= Mary Mageau =

American-born Australian composer and musician

Mary Jane Mageau (4 September 1934 – 9 January 2020) was an American-born writer, harpsichordist and composer who had lived and worked in Australia since 1974. She was born in Milwaukee, Wisconsin, and studied at DePaul University, Chicago, and the University of Michigan where she studied with Leon Stein, Leslie Bassett and Ross Lee Finney, graduating with a Master of Music degree. In 1974 she accepted an Australian guest lectureship and there married architect Kenneth White, becoming an Australian citizen and resident of Queensland. She was particularly prominent in lobbying for opportunities for women composers.

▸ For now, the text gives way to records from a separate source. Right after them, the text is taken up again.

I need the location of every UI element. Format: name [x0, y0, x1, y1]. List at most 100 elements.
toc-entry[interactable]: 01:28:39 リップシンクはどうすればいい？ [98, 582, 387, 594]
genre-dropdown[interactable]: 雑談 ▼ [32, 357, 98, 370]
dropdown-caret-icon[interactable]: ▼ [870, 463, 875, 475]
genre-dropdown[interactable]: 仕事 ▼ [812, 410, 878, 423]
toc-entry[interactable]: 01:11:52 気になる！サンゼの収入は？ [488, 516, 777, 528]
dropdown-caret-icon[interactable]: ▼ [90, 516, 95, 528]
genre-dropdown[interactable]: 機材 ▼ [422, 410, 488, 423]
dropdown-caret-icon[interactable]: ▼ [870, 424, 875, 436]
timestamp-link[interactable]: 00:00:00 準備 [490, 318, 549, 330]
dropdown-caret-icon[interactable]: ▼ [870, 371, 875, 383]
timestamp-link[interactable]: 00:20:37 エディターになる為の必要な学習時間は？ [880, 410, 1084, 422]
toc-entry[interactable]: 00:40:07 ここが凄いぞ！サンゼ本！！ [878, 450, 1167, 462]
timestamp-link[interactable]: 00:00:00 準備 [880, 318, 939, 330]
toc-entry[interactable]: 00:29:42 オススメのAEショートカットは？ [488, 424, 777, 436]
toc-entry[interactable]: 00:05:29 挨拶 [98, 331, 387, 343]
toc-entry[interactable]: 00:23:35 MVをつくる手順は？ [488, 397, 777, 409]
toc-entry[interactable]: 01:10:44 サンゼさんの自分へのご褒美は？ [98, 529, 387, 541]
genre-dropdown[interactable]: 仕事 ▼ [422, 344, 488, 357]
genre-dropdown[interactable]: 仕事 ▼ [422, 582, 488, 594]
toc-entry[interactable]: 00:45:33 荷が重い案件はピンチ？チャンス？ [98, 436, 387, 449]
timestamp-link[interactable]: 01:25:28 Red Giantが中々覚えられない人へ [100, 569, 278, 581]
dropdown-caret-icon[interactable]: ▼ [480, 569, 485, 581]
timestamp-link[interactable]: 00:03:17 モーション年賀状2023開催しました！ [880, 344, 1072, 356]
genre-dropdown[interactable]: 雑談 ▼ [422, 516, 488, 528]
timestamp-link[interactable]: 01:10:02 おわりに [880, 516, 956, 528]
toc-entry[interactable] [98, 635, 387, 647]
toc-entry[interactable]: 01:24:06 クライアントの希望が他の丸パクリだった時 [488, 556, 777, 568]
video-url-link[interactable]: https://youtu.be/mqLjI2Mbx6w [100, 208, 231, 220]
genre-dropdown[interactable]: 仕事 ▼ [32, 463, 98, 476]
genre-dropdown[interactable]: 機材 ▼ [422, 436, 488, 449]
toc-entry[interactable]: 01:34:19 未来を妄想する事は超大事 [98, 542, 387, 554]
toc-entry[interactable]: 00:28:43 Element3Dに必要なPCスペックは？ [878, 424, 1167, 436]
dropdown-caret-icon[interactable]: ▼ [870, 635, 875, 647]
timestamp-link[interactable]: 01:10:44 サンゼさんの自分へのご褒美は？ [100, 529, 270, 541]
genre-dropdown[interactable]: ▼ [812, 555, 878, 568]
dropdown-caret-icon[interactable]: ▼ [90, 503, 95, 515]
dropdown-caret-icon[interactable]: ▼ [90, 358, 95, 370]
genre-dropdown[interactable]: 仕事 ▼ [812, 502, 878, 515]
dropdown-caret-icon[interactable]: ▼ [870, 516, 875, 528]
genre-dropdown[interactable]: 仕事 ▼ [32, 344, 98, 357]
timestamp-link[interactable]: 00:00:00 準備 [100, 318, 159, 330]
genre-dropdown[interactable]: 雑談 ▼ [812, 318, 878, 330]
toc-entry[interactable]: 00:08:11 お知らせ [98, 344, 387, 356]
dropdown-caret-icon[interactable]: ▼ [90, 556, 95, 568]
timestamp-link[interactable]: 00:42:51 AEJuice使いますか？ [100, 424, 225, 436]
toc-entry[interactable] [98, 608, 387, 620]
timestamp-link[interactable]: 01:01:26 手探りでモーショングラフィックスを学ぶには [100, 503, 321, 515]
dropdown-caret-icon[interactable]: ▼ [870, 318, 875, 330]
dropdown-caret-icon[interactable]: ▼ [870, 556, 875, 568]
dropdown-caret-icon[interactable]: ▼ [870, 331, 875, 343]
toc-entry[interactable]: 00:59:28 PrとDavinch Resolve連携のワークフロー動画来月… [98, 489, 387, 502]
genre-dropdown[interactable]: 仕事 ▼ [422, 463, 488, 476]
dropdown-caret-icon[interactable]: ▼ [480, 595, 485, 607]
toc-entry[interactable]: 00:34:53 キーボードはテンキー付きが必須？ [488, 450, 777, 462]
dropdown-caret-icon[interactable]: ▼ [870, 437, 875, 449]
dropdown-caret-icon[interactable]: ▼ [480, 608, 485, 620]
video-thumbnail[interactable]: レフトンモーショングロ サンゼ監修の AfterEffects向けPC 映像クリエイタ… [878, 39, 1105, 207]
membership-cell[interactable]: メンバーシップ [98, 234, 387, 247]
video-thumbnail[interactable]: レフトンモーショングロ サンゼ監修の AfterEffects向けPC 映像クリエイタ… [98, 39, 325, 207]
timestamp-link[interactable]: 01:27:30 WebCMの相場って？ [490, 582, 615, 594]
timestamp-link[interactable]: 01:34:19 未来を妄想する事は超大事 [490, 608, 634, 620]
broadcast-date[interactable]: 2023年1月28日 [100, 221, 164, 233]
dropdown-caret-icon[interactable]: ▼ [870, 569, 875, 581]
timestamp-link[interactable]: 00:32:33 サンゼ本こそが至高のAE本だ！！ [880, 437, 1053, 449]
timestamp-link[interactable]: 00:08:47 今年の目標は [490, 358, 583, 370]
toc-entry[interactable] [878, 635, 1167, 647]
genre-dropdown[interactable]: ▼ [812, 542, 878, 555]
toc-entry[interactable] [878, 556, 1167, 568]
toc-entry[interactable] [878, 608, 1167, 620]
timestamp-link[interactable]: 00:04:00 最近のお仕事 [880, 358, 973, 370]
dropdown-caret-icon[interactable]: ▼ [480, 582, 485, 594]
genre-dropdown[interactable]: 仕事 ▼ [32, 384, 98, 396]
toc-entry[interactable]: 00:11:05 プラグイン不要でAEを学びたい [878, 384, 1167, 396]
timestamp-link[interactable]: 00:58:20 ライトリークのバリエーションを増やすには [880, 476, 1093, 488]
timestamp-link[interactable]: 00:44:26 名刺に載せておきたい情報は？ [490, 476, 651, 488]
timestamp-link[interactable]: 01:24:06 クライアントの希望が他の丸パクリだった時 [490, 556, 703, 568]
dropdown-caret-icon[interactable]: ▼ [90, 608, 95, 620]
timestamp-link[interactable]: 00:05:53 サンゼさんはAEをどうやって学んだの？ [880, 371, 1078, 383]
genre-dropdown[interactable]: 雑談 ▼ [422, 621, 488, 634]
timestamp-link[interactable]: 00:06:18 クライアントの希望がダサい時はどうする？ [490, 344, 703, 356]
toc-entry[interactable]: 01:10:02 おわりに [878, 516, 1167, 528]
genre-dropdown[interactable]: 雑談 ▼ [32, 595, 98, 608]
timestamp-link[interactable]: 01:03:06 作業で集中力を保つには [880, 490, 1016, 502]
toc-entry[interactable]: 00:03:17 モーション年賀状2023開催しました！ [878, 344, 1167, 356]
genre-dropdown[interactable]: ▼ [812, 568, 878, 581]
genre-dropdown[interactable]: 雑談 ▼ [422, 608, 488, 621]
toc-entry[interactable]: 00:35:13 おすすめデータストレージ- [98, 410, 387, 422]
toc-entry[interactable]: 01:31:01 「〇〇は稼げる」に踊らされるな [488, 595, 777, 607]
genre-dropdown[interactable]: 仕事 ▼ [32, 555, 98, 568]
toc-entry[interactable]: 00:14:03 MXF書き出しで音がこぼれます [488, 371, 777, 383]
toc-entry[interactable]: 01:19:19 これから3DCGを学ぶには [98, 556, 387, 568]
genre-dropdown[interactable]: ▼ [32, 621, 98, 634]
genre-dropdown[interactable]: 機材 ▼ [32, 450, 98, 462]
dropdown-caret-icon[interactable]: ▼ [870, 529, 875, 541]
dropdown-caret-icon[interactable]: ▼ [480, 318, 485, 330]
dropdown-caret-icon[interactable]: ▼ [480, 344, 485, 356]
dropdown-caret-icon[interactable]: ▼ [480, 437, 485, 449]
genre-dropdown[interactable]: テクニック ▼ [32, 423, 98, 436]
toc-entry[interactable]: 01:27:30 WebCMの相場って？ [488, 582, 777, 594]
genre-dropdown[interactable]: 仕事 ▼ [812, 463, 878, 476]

Australian composer and pianist Larry Sitsky noted when reviewing her works, that Elite Syncopations, from Ragtime for Piano, was "a most attractive piece" and that when playing the work "the boundaries between Mageau and Joplin almost disappeared in my mind, and a rather satisfying whole emerged." Sitsky described her later works as more elegant and refined.

Mageau herself wrote of her artistic practice, "Through my music I always seek to communicate something fresh, new and expressive to the performer/s and listening public. Music must communicate - it must say something of meaning that will engage each listener in a satisfying artistic journey".

Mageau died in Queensland at the age of 85.

==Honors and awards==
- Silver Medal, Louis Moreau Gottschalk International Composer's Competition
- Alienor Harpsichord Concerto Competition for Composers, 1994
- ASCAP Standard Award, granted annually since 1981
- Commendation, Vienna Modern Masters First Recording Awards, 1990

==Works==
Selected works include:
- Triple Concerto for piano trio and orchestra
- Better Way for treble choir with piano
- Ragtime Remembered for quintet (2001)
- She Is a Cat for soprano and piano (2000)
- Ragtime Remembered for solo piano (2000)
- Contrasts in Continuum for unaccompanied viola (1968)
- Statement and Variations for viola solo (1979)
- Calls from the Heartland for violin with piano (1995)
- Preludes for Patricia, 4 Short Pieces for 2 violas or solo viola with prerecorded tape (1996)
- Moonlight Reflected on Water for unaccompanied piano (1984)

Her music has been recorded and issued on CD, including the Vienna Modern Masters Music From Six Continents CD Series.

Mageau is the author of two spiritual books; Insights : for an awakening humanity and A little book of living spiritually, published by Boolarong Press and poetry published in the United States by Red Moon Press, the MET Press, and in Australian and Canadian literary magazines.